5 May 2020

Auckland Theatre Company’s first online play

From Afternoons, 1:46 pm on 5 May 2020

Over the next four weeks the Auckland Theatre Company is putting on its first ever play designed to be watched online. The first episode of Chekov’s The Seagull comes out this Friday at 7pm.

The Seagull by the Auckland Theatre Company

The Seagull by the Auckland Theatre Company Photo: Supplied

Director and co-creator Eleanor Bishop says the play lends itself to an online format.

“It’s about an extended family, ten characters, some of them are artists and normally they all gather up at the lake to drink and hang out and this time they’re gathering on a Zoom call because they can’t all be together.

“The story’s going to play out just as it does in the play with people falling in and out of love and reflecting on their hopes and disappointments and all of that Chekovian goodness but just over a Zoom call.”

And the Zoom call with its pauses and awkward moments has a Chekovian feel, she told Jesse Mulligan.

“The story lends itself really well, it just feels like families and people who care about each other, who can’t be together at the moment they’re getting on Zoom calls to spend time together and there’s all the awkwardness of that inherent in Chekov with all the awkward pauses.”

The two-hour play is split into four parts, Bishop says.

“We thought it would be great to work on it in chunks and then we could adjust each episode to the level alerts as they change.”

Staging a play in this format hasn’t been without problems, she says.

“ATC has been doing contactless deliveries of desk lamps and boom mikes just so we can make the Zoom experience that everyone is familiar with look and feel a little bit better.”

And then there’s the complications of the mute button.
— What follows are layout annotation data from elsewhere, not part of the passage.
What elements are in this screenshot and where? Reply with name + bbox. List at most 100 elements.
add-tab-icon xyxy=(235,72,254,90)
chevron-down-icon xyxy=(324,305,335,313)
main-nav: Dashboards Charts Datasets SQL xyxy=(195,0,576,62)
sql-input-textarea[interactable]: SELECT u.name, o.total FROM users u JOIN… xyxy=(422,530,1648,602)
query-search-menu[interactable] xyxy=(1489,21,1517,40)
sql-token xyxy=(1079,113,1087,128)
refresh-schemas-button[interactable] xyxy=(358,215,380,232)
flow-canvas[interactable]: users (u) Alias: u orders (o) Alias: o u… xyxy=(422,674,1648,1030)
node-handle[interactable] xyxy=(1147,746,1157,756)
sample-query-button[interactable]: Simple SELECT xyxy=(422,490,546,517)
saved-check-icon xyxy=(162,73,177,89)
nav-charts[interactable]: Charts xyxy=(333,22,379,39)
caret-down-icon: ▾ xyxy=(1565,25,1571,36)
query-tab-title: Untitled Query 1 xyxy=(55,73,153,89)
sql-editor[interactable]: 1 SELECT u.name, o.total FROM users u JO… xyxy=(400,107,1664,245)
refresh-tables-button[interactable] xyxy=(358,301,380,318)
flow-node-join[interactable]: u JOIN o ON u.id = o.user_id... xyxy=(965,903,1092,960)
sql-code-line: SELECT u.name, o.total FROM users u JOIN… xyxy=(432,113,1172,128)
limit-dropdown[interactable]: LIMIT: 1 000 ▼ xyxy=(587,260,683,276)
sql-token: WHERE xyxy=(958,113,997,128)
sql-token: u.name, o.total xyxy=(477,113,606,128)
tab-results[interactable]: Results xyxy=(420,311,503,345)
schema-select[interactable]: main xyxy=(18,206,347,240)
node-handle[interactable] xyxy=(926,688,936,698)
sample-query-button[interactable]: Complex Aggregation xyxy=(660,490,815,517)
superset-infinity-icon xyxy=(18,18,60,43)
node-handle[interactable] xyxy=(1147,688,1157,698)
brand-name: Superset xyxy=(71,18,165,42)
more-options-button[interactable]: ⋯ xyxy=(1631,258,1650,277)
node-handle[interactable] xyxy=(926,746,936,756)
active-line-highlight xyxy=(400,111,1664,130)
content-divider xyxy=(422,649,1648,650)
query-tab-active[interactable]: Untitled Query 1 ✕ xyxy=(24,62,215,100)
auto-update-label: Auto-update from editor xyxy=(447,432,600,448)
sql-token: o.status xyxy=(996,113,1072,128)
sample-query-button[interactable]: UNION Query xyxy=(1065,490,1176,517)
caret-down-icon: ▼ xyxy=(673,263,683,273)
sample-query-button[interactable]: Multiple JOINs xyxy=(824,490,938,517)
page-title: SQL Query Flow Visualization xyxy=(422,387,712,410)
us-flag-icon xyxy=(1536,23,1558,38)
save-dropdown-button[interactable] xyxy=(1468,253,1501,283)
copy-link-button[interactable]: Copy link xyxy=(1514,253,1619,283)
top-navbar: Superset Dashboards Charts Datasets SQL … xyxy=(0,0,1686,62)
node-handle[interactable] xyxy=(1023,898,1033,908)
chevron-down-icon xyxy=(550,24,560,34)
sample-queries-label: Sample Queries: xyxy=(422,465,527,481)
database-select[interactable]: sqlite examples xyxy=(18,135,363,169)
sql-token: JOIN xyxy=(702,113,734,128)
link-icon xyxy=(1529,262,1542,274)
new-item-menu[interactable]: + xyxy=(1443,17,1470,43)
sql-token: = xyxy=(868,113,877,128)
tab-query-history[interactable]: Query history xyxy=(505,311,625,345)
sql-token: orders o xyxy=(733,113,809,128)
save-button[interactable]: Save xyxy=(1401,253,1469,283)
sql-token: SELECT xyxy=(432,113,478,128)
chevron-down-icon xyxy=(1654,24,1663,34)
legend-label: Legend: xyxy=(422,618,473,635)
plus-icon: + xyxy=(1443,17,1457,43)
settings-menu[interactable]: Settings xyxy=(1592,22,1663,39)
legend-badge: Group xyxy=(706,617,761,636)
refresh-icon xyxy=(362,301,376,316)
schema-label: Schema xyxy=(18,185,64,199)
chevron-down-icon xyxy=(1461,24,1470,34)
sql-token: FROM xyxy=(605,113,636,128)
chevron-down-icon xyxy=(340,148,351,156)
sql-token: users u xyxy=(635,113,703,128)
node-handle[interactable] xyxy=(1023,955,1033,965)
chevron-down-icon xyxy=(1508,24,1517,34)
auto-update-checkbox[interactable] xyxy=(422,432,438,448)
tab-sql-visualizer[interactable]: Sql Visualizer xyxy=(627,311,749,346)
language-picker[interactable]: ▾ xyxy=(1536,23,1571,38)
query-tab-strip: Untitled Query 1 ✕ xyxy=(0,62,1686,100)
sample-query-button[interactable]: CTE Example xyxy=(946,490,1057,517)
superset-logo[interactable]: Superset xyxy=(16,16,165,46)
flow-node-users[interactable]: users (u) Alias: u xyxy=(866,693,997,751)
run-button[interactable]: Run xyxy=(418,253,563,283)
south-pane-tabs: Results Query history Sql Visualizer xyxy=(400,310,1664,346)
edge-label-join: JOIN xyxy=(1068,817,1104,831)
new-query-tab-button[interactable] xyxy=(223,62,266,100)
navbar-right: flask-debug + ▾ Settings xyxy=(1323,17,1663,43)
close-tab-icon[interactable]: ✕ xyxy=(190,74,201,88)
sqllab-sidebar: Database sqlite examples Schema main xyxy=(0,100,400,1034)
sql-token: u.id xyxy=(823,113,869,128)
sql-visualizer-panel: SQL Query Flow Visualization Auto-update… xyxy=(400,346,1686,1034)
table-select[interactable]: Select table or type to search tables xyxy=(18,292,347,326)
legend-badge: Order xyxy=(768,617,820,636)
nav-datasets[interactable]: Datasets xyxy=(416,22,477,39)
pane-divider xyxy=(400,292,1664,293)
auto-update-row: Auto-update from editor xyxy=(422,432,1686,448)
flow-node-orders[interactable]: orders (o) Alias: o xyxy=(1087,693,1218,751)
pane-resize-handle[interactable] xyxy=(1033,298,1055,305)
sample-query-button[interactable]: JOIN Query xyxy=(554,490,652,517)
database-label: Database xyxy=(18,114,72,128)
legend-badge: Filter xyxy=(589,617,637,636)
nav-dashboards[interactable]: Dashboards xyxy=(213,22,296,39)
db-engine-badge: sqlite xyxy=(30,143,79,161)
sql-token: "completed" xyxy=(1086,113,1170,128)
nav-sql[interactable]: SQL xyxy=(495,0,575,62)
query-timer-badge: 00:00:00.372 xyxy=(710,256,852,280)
The actors have got to mute and unmute themselves at the right time, she says.

"That happened yesterday in rehearsal Jennifer Ward-Lealand just said 'You’re on mute darling, you’re on mute'."

Bishop says new layers in the play have been revealed by staging it in this way.

“This play is so much about loneliness and longing for connection and the humour in that and that is really amplified in this format.

“And you get to be really close to these actors, these beautiful, amazing actors who you normally see on stage … but this is just a different way to see them, it’s intimate and you get to see two or three people all on the same frame

"You can see all of their reactions in a way that you can’t in a film and you can’t on a stage.”